In 2023, the FDA approved two gene therapies, Casgevy and Lyfgenia, for SCD treatment. And at least two other gene therapies, reni-cel and risto-cel, are still in clinical development. In a recent study, treatment with Casgevy was associated with sustained reductions in severe vaso-occlusive crises, with follow-up data extending up to 32 months showing patients remained free from severe episodes in reported cohorts.
While highly effective, real-world adoption remains limited. Gene therapy requires intensive conditioning regimens involving chemotherapy, is delivered only at specialized centers, and carries costs estimated in the range of $2–3 million per patient.
If patients are struggling to access established procedures like aRBCX, questions naturally arise about how readily the healthcare system will be able to deliver even more complex, resource-intensive interventions at scale.
Early rollout data show that this isn’t hypothetical. Two years after Casgevy received regulatory approval, only around 60 patients across the US, Europe, and the Middle East had been treated with the gene-editing therapy. This is partially due to difficulties associated with collecting enough stem cells for treatment — a process that relies on apheresis.
SCD alters blood flow characteristics and viscosity, making cell separation during apheresis more complex and less predictable than in other patient populations. Because cell collection is already an inherently variable process, these differences can further reduce yield, and mean patients may require multiple days of apheresis or repeated hospital admissions to reach the target number of cells needed for therapy. In some cases, collections fall short entirely, preventing treatment from proceeding.
Therefore, what should be a routine preparatory step for gene therapy can become one of its most resource-intensive and failure-prone stages.

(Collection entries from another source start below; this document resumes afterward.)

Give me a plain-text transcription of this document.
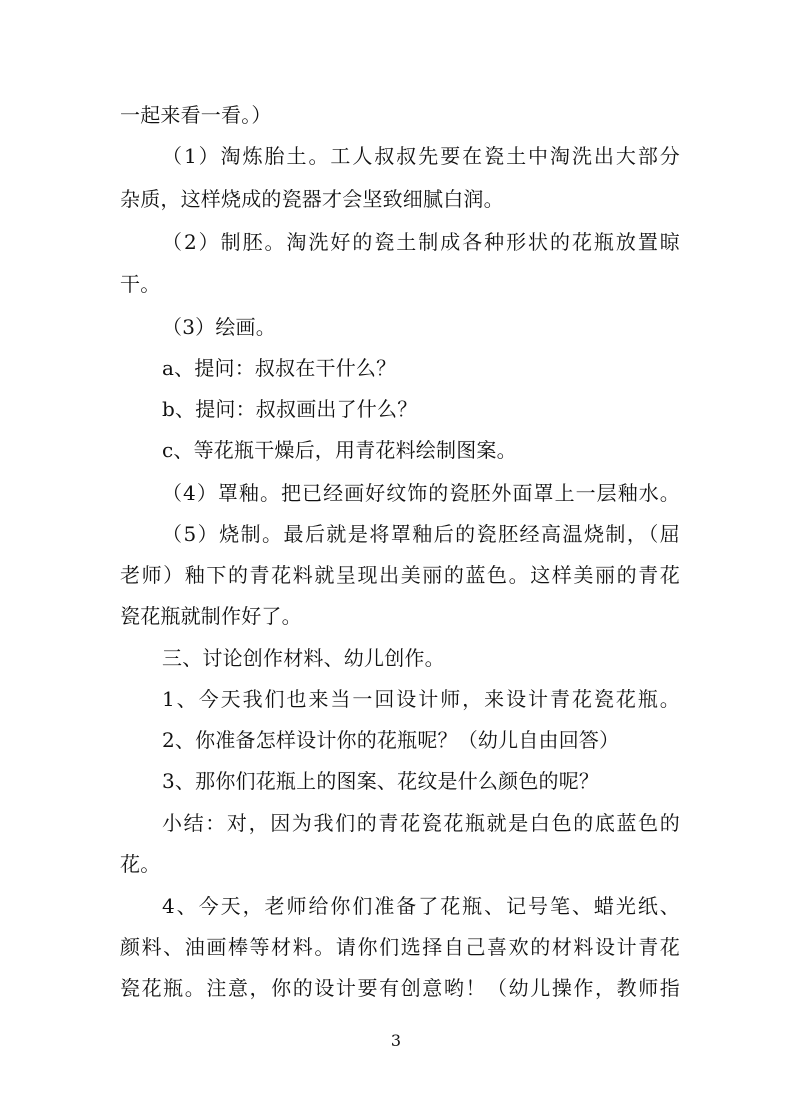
一起来看一看。）
（1）淘炼胎土。工人叔叔先要在瓷土中淘洗出大部分
杂质，这样烧成的瓷器才会坚致细腻白润。
（2）制胚。淘洗好的瓷土制成各种形状的花瓶放置晾
干。
（3）绘画。
a、提问：叔叔在干什么？
b、提问：叔叔画出了什么？
c、等花瓶干燥后，用青花料绘制图案。
（4）罩釉。把已经画好纹饰的瓷胚外面罩上一层釉水。
（5）烧制。最后就是将罩釉后的瓷胚经高温烧制，（屈
老师）釉下的青花料就呈现出美丽的蓝色。这样美丽的青花
瓷花瓶就制作好了。
三、讨论创作材料、幼儿创作。
1、今天我们也来当一回设计师，来设计青花瓷花瓶。
2、你准备怎样设计你的花瓶呢？（幼儿自由回答）
3、那你们花瓶上的图案、花纹是什么颜色的呢？
小结：对，因为我们的青花瓷花瓶就是白色的底蓝色的
花。
4、今天，老师给你们准备了花瓶、记号笔、蜡光纸、
颜料、油画棒等材料。请你们选择自己喜欢的材料设计青花
瓷花瓶。注意，你的设计要有创意哟！（幼儿操作，教师指
3
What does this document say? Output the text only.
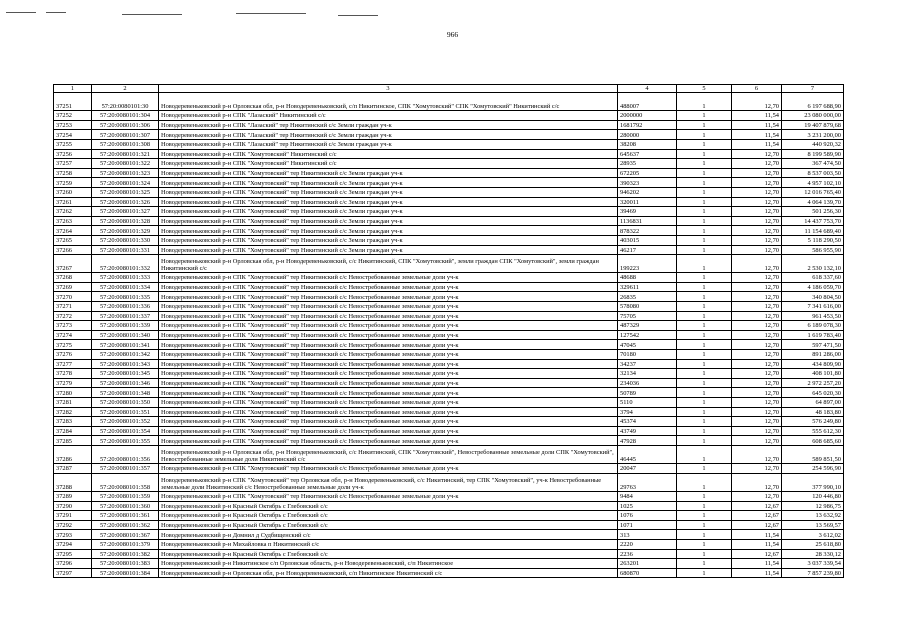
966
1	2	3	4	5	6	7
37251	57:20:0080101:30	Новодеревеньковский р-н Орловская обл, р-н Новодеревеньковский, с/п Никитинское, СПК "Хомутовский" СПК "Хомутовский" Никитинский с/с	488007	1	12,70	6 197 688,90
37252	57:20:0080101:304	Новодеревеньковский р-н СПК "Лазаский" Никитинский с/с	2000000	1	11,54	23 080 000,00
37253	57:20:0080101:306	Новодеревеньковский р-н СПК "Лазаский" тер Никитинский с/с Земли граждан уч-к	1681792	1	11,54	19 407 879,68
37254	57:20:0080101:307	Новодеревеньковский р-н СПК "Лазаский" тер Никитинский с/с Земли граждан уч-к	280000	1	11,54	3 231 200,00
37255	57:20:0080101:308	Новодеревеньковский р-н СПК "Лазаский" тер Никитинский с/с Земли граждан уч-к	38208	1	11,54	440 920,32
37256	57:20:0080101:321	Новодеревеньковский р-н СПК "Хомутовский" Никитинский с/с	645637	1	12,70	8 199 589,90
37257	57:20:0080101:322	Новодеревеньковский р-н СПК "Хомутовский" Никитинский с/с	28935	1	12,70	367 474,50
37258	57:20:0080101:323	Новодеревеньковский р-н СПК "Хомутовский" тер Никитинский с/с Земли граждан уч-к	672205	1	12,70	8 537 003,50
37259	57:20:0080101:324	Новодеревеньковский р-н СПК "Хомутовский" тер Никитинский с/с Земли граждан уч-к	390323	1	12,70	4 957 102,10
37260	57:20:0080101:325	Новодеревеньковский р-н СПК "Хомутовский" тер Никитинский с/с Земли граждан уч-к	946202	1	12,70	12 016 765,40
37261	57:20:0080101:326	Новодеревеньковский р-н СПК "Хомутовский" тер Никитинский с/с Земли граждан уч-к	320011	1	12,70	4 064 139,70
37262	57:20:0080101:327	Новодеревеньковский р-н СПК "Хомутовский" тер Никитинский с/с Земли граждан уч-к	39469	1	12,70	501 256,30
37263	57:20:0080101:328	Новодеревеньковский р-н СПК "Хомутовский" тер Никитинский с/с Земли граждан уч-к	1136831	1	12,70	14 437 753,70
37264	57:20:0080101:329	Новодеревеньковский р-н СПК "Хомутовский" тер Никитинский с/с Земли граждан уч-к	878322	1	12,70	11 154 689,40
37265	57:20:0080101:330	Новодеревеньковский р-н СПК "Хомутовский" тер Никитинский с/с Земли граждан уч-к	403015	1	12,70	5 118 290,50
37266	57:20:0080101:331	Новодеревеньковский р-н СПК "Хомутовский" тер Никитинский с/с Земли граждан уч-к	46217	1	12,70	586 955,90
37267	57:20:0080101:332	Новодеревеньковский р-н Орловская обл, р-н Новодеревеньковский, с/с Никитинский, СПК "Хомутовский", земли граждан СПК "Хомутовский", земли граждан Никитинский с/с	199223	1	12,70	2 530 132,10
37268	57:20:0080101:333	Новодеревеньковский р-н СПК "Хомутовский" тер Никитинский с/с Невостребованные земельные доли уч-к	48688	1	12,70	618 337,60
37269	57:20:0080101:334	Новодеревеньковский р-н СПК "Хомутовский" тер Никитинский с/с Невостребованные земельные доли уч-к	329611	1	12,70	4 186 059,70
37270	57:20:0080101:335	Новодеревеньковский р-н СПК "Хомутовский" тер Никитинский с/с Невостребованные земельные доли уч-к	26835	1	12,70	340 804,50
37271	57:20:0080101:336	Новодеревеньковский р-н СПК "Хомутовский" тер Никитинский с/с Невостребованные земельные доли уч-к	578080	1	12,70	7 341 616,00
37272	57:20:0080101:337	Новодеревеньковский р-н СПК "Хомутовский" тер Никитинский с/с Невостребованные земельные доли уч-к	75705	1	12,70	961 453,50
37273	57:20:0080101:339	Новодеревеньковский р-н СПК "Хомутовский" тер Никитинский с/с Невостребованные земельные доли уч-к	487329	1	12,70	6 189 078,30
37274	57:20:0080101:340	Новодеревеньковский р-н СПК "Хомутовский" тер Никитинский с/с Невостребованные земельные доли уч-к	127542	1	12,70	1 619 783,40
37275	57:20:0080101:341	Новодеревеньковский р-н СПК "Хомутовский" тер Никитинский с/с Невостребованные земельные доли уч-к	47045	1	12,70	597 471,50
37276	57:20:0080101:342	Новодеревеньковский р-н СПК "Хомутовский" тер Никитинский с/с Невостребованные земельные доли уч-к	70180	1	12,70	891 286,00
37277	57:20:0080101:343	Новодеревеньковский р-н СПК "Хомутовский" тер Никитинский с/с Невостребованные земельные доли уч-к	34237	1	12,70	434 809,90
37278	57:20:0080101:345	Новодеревеньковский р-н СПК "Хомутовский" тер Никитинский с/с Невостребованные земельные доли уч-к	32134	1	12,70	408 101,80
37279	57:20:0080101:346	Новодеревеньковский р-н СПК "Хомутовский" тер Никитинский с/с Невостребованные земельные доли уч-к	234036	1	12,70	2 972 257,20
37280	57:20:0080101:348	Новодеревеньковский р-н СПК "Хомутовский" тер Никитинский с/с Невостребованные земельные доли уч-к	50789	1	12,70	645 020,30
37281	57:20:0080101:350	Новодеревеньковский р-н СПК "Хомутовский" тер Никитинский с/с Невостребованные земельные доли уч-к	5110	1	12,70	64 897,00
37282	57:20:0080101:351	Новодеревеньковский р-н СПК "Хомутовский" тер Никитинский с/с Невостребованные земельные доли уч-к	3794	1	12,70	48 183,80
37283	57:20:0080101:352	Новодеревеньковский р-н СПК "Хомутовский" тер Никитинский с/с Невостребованные земельные доли уч-к	45374	1	12,70	576 249,80
37284	57:20:0080101:354	Новодеревеньковский р-н СПК "Хомутовский" тер Никитинский с/с Невостребованные земельные доли уч-к	43749	1	12,70	555 612,30
37285	57:20:0080101:355	Новодеревеньковский р-н СПК "Хомутовский" тер Никитинский с/с Невостребованные земельные доли уч-к	47928	1	12,70	608 685,60
37286	57:20:0080101:356	Новодеревеньковский р-н Орловская обл, р-н Новодеревеньковский, с/с Никитинский, СПК "Хомутовский", Невостребованные земельные доли СПК "Хомутовский", Невостребованные земельные доли Никитинский с/с	46445	1	12,70	589 851,50
37287	57:20:0080101:357	Новодеревеньковский р-н СПК "Хомутовский" тер Никитинский с/с Невостребованные земельные доли уч-к	20047	1	12,70	254 596,90
37288	57:20:0080101:358	Новодеревеньковский р-н СПК "Хомутовский" тер Орловская обл, р-н Новодеревеньковский, с/с Никитинский, тер СПК "Хомутовский", уч-к Невостребованные земельные доли Никитинский с/с Невостребованные земельные доли уч-к	29763	1	12,70	377 990,10
37289	57:20:0080101:359	Новодеревеньковский р-н СПК "Хомутовский" тер Никитинский с/с Невостребованные земельные доли уч-к	9484	1	12,70	120 446,80
37290	57:20:0080101:360	Новодеревеньковский р-н Красный Октябрь с Глебовский с/с	1025	1	12,67	12 986,75
37291	57:20:0080101:361	Новодеревеньковский р-н Красный Октябрь с Глебовский с/с	1076	1	12,67	13 632,92
37292	57:20:0080101:362	Новодеревеньковский р-н Красный Октябрь с Глебовский с/с	1071	1	12,67	13 569,57
37293	57:20:0080101:367	Новодеревеньковский р-н Домнил д Судбищенский с/с	313	1	11,54	3 612,02
37294	57:20:0080101:379	Новодеревеньковский р-н Михайловка п Никитинский с/с	2220	1	11,54	25 618,80
37295	57:20:0080101:382	Новодеревеньковский р-н Красный Октябрь с Глебовский с/с	2236	1	12,67	28 330,12
37296	57:20:0080101:383	Новодеревеньковский р-н Никитинское с/п Орловская область, р-н Новодеревеньковский, с/п Никитинское	263201	1	11,54	3 037 339,54
37297	57:20:0080101:384	Новодеревеньковский р-н Орловская обл, р-н Новодеревеньковский, с/п Никитинское Никитинский с/с	680870	1	11,54	7 857 239,80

Personalized approaches for SCD
From a small number of supportive interventions to a continuum of disease modifying drugs, advanced transfusion strategies, and curative gene therapies, the SCD treatment landscape has significantly expanded in the last decade. While this is a huge shift in the right direction, access to these therapies remains highly uneven. The limiting factor is no longer a lack of options, but the ability of healthcare systems to consistently deliver them across different care settings, geographies, and patient populations.
Across clinician surveys, patient data, and early gene therapy rollout data, it’s clear that infrastructure is lagging behind innovation. Therefore, the future of SCD management will depend as much on systems as on science. Expanding therapeutic options alone is not enough. Ensuring equitable benefit will require investment in the underlying infrastructure that makes these therapies usable in practice: coordinated transfusion services, reliable apheresis capacity and optimization, streamlined referral networks, and clearer pathways between specialist and community care.